If you manage web infrastructure and haven’t already, here’s the priority order:

  • Audit your PHP versions immediately: Run php -v on your servers, or check your hosting control panel. Any PHP 7.x version is end-of-life and must be treated as a security liability
  • Upgrade to PHP 8.2 or 8.3: PHP 8.1 is now approaching end-of-life in December 2025; target 8.2 or 8.3 for maximum patch coverage
  • Test in staging first: Don’t upgrade production directly — use a staging environment to catch compatibility issues with your specific CMS, plugins, and custom code
  • Enable automatic security updates: For WordPress, enabling automatic core security updates provides some protection even on legacy PHP
  • Consider managed hosting: Managed WordPress and Drupal hosting providers typically handle PHP upgrades proactively — worth the cost premium for organizations without dedicated DevOps

The Hosting Industry’s Responsibility

Shared hosting providers share responsibility for this crisis. Many still offer PHP 7.x as an option — and some have it as the default for legacy accounts. The business rationale is understandable: forcing PHP upgrades breaks customer sites, generating support tickets and churn. But the security argument for forcing upgrades (or at minimum making PHP 8 the default for new accounts) is overwhelming.

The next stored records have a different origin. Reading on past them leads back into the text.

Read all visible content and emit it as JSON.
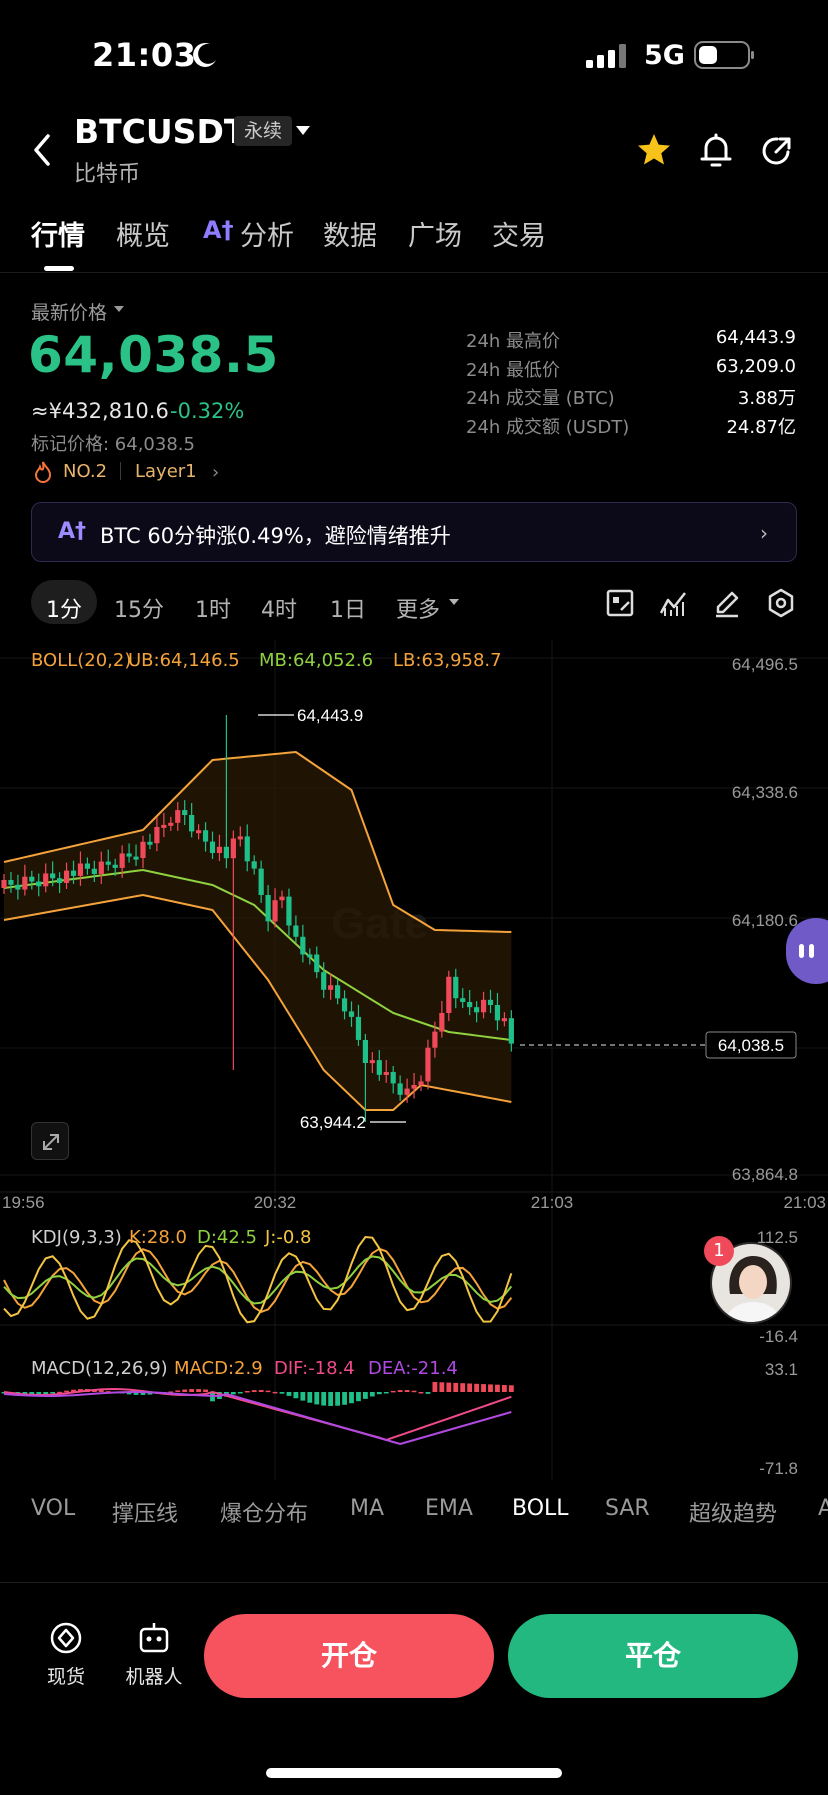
{
  "status_bar": {
    "time": "21:03",
    "network": "5G"
  },
  "header": {
    "symbol": "BTCUSDT",
    "contract_type": "永续",
    "coin_name": "比特币"
  },
  "tabs": [
    {
      "label": "行情",
      "active": true
    },
    {
      "label": "概览"
    },
    {
      "label": "分析",
      "ai": "A†"
    },
    {
      "label": "数据"
    },
    {
      "label": "广场"
    },
    {
      "label": "交易"
    }
  ],
  "price": {
    "latest_label": "最新价格",
    "last": "64,038.5",
    "cny": "≈¥432,810.6",
    "change": "-0.32%",
    "mark": "标记价格: 64,038.5",
    "rank": "NO.2",
    "sector": "Layer1"
  },
  "stats": [
    {
      "label": "24h 最高价",
      "value": "64,443.9"
    },
    {
      "label": "24h 最低价",
      "value": "63,209.0"
    },
    {
      "label": "24h 成交量 (BTC)",
      "value": "3.88万"
    },
    {
      "label": "24h 成交额 (USDT)",
      "value": "24.87亿"
    }
  ],
  "ai_banner": {
    "icon": "A†",
    "text": "BTC 60分钟涨0.49%，避险情绪推升"
  },
  "timeframes": [
    "1分",
    "15分",
    "1时",
    "4时",
    "1日",
    "更多"
  ],
  "chart": {
    "boll_label": "BOLL(20,2)",
    "ub_label": "UB:64,146.5",
    "mb_label": "MB:64,052.6",
    "lb_label": "LB:63,958.7",
    "y_ticks": [
      "64,496.5",
      "64,338.6",
      "64,180.6",
      "63,864.8"
    ],
    "current_price": "64,038.5",
    "high_marker": "64,443.9",
    "low_marker": "63,944.2",
    "x_ticks": [
      "19:56",
      "20:32",
      "21:03",
      "21:03"
    ],
    "watermark": "Gate",
    "kdj_label": "KDJ(9,3,3)",
    "k_label": "K:28.0",
    "d_label": "D:42.5",
    "j_label": "J:-0.8",
    "kdj_ticks": [
      "112.5",
      "-16.4"
    ],
    "macd_label": "MACD(12,26,9)",
    "macd_value": "MACD:2.9",
    "dif_value": "DIF:-18.4",
    "dea_value": "DEA:-21.4",
    "macd_ticks": [
      "33.1",
      "-71.8"
    ],
    "colors": {
      "up": "#f04a5a",
      "down": "#1fbf8a",
      "ub": "#f4a23a",
      "mb": "#8fd13f",
      "lb": "#f4a23a",
      "k": "#f4a23a",
      "d": "#8fd13f",
      "j": "#f4c542",
      "dif": "#f04a8a",
      "dea": "#b04ae0"
    }
  },
  "indicators": [
    "VOL",
    "撑压线",
    "爆仓分布",
    "MA",
    "EMA",
    "BOLL",
    "SAR",
    "超级趋势",
    "A"
  ],
  "active_indicator": "BOLL",
  "assistant": {
    "badge": "1"
  },
  "bottom_bar": {
    "spot": "现货",
    "robot": "机器人",
    "open": "开仓",
    "close": "平仓"
  }
}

A few major hosts — SiteGround, WP Engine, Kinsta — have been aggressive about sunsetting PHP 7 support. Others continue to enable it quietly for customers who never ask. In 2026, with AI tools making vulnerability exploitation dramatically cheaper, that passive enablement is becoming actively harmful.

The PHP 7 time bomb has been ticking since November 2022. In 2026, with AI-assisted exploitation now confirmed as a real threat vector, the fuse is shorter than it’s ever been. The question isn’t whether legacy PHP 7 sites will be massively compromised — it’s when. And the answer is: probably sooner than most site owners expect.